I still don’t think this is the worst Browns team of all time. But so far, 2k16 has been a year from hell for the Browns and we’re only 2 weeks in:
Week 1, the offense flounders, Carson Wentz (the guy the Browns brass deemed unsuitable to draft at number 2) looks like a future All-Pro and ravages the defense he’s lucky he doesn’t have to carry, and RG3 goes down for most likely the entire season with a busted shoulder.
That was pretty bad—there was nothing unfamiliar about the game itself (even a high snap out the back of the end zone carries a sense of camaraderie on the Cleveland streets), but the circumstances surrounding the loss were quite a new experience. But the Browns out-Browns’d themselves for the follow-up.
Josh McCown got the start and came out on absolute fire—fire as hot as the hell that a certain former Browns QB will eventually find his permanent residence. A quick drive and a TD pass to rookie Corey Coleman, an 85-yard TD by Isaiah Crowell, a Joe Haden interception, another TD pass to Corey Coleman—will the ever-embattled McCown be able to lead us to the promised land?
This was all still in the first quarter. Should we have known that it was inevitably a classic case of “too much, too soon”? Yes, we should have, and I silently felt it in the back of my mind. After Coleman’s second touchdown catch, the score was 20-0. The ensuing extra point was blocked and returned by the Ravens for two points.
Blocked extra points returned for 2 points isn’t something that is supposed to happen ever. It’s rarer than a safety—the Holy Grail of NFL scoring. Even when it happened in Notre Dame’s epic game against Texas a week ago—y’know, college football: where crazy shit happens all the fucking time—it was surrounded by an awed moment of shock and disbelief. When it happened to the Browns yesterday, you knew that the end was nigh.
Even though it was 20-2, I knew the Browns had already lost. I had already prepared myself for the embarrassment that was about to come.
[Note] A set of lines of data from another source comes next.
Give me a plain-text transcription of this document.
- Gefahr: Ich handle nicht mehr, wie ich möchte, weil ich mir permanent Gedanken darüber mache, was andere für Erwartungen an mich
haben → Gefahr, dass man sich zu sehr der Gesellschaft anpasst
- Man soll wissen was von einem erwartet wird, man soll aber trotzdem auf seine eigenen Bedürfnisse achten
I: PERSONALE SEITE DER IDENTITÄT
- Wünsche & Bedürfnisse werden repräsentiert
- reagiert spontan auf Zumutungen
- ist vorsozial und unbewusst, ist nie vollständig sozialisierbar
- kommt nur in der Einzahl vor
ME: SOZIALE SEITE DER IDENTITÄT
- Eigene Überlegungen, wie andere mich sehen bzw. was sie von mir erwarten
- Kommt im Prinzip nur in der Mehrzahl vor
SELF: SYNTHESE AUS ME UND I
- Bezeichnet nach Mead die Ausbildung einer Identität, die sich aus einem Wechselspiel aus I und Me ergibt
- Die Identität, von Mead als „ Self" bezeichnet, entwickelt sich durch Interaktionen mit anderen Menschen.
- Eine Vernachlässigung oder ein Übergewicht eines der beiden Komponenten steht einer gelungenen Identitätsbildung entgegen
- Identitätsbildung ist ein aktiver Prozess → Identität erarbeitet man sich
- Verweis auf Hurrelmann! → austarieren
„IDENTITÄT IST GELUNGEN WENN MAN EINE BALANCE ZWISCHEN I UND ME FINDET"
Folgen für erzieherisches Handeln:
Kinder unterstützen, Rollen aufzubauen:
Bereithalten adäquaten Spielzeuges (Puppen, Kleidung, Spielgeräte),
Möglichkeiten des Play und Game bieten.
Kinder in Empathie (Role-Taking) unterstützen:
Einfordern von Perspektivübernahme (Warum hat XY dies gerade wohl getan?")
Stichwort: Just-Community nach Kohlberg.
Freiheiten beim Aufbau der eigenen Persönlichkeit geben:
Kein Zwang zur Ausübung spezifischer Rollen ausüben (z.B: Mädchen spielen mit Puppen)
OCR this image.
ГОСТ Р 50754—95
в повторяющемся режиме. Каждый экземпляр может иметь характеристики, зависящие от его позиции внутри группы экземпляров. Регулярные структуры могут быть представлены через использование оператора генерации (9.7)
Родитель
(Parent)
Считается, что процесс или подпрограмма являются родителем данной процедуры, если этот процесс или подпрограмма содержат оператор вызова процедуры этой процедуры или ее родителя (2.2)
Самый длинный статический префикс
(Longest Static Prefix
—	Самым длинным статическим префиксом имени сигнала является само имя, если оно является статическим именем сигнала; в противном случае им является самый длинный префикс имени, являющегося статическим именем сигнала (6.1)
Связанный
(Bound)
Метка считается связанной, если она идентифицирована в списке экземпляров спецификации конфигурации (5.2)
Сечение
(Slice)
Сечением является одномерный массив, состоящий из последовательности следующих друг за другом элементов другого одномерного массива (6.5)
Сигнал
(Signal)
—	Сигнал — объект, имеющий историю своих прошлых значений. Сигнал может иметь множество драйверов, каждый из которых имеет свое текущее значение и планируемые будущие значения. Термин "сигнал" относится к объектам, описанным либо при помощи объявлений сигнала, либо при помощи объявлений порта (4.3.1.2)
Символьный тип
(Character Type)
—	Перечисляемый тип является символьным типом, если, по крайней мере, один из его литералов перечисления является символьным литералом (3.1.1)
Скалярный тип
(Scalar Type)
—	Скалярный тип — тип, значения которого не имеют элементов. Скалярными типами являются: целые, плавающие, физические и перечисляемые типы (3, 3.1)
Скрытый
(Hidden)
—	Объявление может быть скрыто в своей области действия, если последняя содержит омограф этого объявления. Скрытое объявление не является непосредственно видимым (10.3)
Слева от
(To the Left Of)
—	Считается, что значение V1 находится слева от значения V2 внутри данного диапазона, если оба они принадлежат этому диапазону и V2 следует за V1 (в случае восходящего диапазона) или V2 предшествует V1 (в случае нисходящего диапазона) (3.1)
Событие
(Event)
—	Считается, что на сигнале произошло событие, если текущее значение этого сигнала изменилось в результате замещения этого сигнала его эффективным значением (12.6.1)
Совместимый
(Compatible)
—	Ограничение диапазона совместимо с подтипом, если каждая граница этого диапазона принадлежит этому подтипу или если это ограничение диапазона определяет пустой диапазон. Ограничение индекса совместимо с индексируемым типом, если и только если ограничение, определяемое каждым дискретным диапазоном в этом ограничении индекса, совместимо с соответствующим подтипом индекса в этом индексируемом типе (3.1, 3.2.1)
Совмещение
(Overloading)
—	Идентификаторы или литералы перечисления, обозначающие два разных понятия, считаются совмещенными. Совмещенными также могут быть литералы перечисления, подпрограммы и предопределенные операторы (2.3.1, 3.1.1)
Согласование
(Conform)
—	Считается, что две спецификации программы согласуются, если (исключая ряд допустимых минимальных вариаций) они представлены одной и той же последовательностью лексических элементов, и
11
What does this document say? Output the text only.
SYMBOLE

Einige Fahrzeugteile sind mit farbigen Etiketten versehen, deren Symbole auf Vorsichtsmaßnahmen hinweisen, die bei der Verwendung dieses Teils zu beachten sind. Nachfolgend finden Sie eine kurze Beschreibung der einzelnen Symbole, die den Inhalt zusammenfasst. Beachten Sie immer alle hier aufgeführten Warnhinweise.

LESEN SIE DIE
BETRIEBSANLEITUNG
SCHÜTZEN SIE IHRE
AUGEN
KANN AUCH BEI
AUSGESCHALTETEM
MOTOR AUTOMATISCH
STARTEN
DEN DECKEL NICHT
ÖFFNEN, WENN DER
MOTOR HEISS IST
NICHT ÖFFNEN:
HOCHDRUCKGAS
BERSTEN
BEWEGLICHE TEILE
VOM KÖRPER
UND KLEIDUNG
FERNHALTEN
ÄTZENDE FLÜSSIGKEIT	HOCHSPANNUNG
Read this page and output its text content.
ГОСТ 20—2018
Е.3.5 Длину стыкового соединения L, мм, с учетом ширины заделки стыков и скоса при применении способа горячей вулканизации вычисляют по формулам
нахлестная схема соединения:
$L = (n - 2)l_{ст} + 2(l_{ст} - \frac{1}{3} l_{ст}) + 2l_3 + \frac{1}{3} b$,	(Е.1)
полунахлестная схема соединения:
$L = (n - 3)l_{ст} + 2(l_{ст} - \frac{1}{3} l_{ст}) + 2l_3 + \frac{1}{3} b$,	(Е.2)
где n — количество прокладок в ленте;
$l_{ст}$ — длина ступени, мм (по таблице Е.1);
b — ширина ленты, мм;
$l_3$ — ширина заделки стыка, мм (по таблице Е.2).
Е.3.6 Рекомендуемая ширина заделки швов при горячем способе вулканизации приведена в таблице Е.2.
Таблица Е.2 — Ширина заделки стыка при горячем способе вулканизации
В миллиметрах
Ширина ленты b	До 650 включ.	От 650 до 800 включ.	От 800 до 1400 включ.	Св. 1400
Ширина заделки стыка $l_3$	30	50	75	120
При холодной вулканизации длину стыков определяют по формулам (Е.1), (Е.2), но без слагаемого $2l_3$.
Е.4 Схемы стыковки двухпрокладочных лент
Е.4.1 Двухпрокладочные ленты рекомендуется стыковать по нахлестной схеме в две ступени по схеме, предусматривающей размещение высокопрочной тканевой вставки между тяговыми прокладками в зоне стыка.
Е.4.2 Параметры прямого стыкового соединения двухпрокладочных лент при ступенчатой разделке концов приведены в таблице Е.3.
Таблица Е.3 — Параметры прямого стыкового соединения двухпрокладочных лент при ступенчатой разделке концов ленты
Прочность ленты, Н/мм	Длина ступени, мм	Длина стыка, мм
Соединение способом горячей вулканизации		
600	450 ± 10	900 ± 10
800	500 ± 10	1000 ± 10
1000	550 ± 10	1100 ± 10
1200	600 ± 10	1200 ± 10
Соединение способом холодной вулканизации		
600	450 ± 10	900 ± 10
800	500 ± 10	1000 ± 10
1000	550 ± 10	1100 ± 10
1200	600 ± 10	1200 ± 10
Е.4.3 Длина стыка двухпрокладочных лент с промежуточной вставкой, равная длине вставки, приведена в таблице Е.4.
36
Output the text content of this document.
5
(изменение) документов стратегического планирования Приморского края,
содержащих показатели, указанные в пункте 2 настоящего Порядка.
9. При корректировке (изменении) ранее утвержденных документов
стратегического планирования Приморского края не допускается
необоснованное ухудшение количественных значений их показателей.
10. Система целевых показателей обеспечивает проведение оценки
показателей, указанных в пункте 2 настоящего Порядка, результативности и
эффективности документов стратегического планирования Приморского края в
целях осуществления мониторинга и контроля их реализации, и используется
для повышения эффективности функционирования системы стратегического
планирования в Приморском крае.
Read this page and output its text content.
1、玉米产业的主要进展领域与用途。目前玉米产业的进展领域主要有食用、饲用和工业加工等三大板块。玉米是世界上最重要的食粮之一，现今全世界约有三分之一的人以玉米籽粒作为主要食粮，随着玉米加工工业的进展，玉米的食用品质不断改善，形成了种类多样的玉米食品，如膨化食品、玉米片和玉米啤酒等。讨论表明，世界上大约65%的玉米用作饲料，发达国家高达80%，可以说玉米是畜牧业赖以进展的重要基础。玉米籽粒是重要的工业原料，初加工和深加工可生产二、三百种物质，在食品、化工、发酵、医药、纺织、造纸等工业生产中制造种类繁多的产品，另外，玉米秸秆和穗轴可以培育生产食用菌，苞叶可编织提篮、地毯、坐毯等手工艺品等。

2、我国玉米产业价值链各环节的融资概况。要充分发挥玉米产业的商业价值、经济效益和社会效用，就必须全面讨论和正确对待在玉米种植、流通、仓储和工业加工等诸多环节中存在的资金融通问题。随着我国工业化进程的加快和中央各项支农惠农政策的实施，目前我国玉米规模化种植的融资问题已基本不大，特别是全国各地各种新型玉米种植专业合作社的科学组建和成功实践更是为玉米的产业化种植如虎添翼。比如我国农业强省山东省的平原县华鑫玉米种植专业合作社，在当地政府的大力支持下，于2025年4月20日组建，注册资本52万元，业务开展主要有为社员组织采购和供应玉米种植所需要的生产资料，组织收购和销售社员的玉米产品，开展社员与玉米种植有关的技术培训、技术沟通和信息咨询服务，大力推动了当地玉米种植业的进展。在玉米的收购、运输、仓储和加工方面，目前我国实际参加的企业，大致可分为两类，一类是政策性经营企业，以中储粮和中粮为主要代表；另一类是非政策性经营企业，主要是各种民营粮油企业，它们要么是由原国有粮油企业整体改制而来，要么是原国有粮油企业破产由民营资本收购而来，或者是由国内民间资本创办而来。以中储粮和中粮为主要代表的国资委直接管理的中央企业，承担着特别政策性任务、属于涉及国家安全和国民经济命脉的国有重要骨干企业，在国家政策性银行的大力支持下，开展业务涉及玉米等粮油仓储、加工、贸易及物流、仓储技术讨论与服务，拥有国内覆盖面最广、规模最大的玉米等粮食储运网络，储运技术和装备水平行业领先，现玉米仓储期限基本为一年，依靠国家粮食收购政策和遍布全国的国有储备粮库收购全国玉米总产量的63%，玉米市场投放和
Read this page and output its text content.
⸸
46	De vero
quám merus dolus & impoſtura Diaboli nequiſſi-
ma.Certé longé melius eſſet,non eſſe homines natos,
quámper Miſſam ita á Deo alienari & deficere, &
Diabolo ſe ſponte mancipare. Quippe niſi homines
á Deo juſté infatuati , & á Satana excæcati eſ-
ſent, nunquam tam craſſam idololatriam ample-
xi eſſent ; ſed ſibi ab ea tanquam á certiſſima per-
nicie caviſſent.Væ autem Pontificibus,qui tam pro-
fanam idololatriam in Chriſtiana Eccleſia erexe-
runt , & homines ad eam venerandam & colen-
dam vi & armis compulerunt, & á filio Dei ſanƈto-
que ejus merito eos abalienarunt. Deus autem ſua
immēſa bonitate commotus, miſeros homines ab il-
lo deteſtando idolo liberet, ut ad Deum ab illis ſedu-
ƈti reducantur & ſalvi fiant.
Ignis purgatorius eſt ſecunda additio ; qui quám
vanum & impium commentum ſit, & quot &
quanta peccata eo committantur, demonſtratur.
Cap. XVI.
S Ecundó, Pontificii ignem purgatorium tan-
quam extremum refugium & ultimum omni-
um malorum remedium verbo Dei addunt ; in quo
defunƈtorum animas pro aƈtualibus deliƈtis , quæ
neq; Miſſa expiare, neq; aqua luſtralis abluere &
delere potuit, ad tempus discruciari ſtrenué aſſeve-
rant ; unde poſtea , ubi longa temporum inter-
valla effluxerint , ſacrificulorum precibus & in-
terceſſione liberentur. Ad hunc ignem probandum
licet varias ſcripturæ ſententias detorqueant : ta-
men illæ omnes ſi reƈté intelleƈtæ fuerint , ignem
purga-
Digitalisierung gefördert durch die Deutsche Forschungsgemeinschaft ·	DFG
Flacco and the Ravens offense managed 10 points in the final two minutes of the half and it was a one score game just like that.
Sure enough, the Ravens methodically came back in that Ravens way: Flacco playing great and terrible at the same time, the defense becoming stifling, a barrage of Justin Tucker field goals. And sure enough, the Browns ruined a chance to win by being called for unsportsmanlike conduct after a play that got them to the 10 with only a few seconds left.
And sure enough, Josh McCown—who really did play a great game aside from the turnovers and showed the true potential of this offense—injured his shoulder.
I’m all for it though. If you thought the Browns could compete this year and make the playoffs, or even go 7-9, then shame on you (and me). For now, I’m trusting in the Moneyballers Paul DePodesta and Sashi Brown, the so-called analytics wizards. They’re stockpiling draft picks and Cleveland should realistically have number one come June. They’re in full-tanking mode now. Take a quarterback there and play for 2018 and beyond.
My friends, I predict this will be the last year of the Dark Ages for the Browns. Greener pastures are ahead (considering the Moneyballers actually know what they’re doing), but this final Dark year might be the darkest one yet. I say hang on and enjoy the ride, because we’re probably about to see some things this year that we never could have dreamed were possible, not in the remotest corners of our collective nightmares. The next stop: Miami.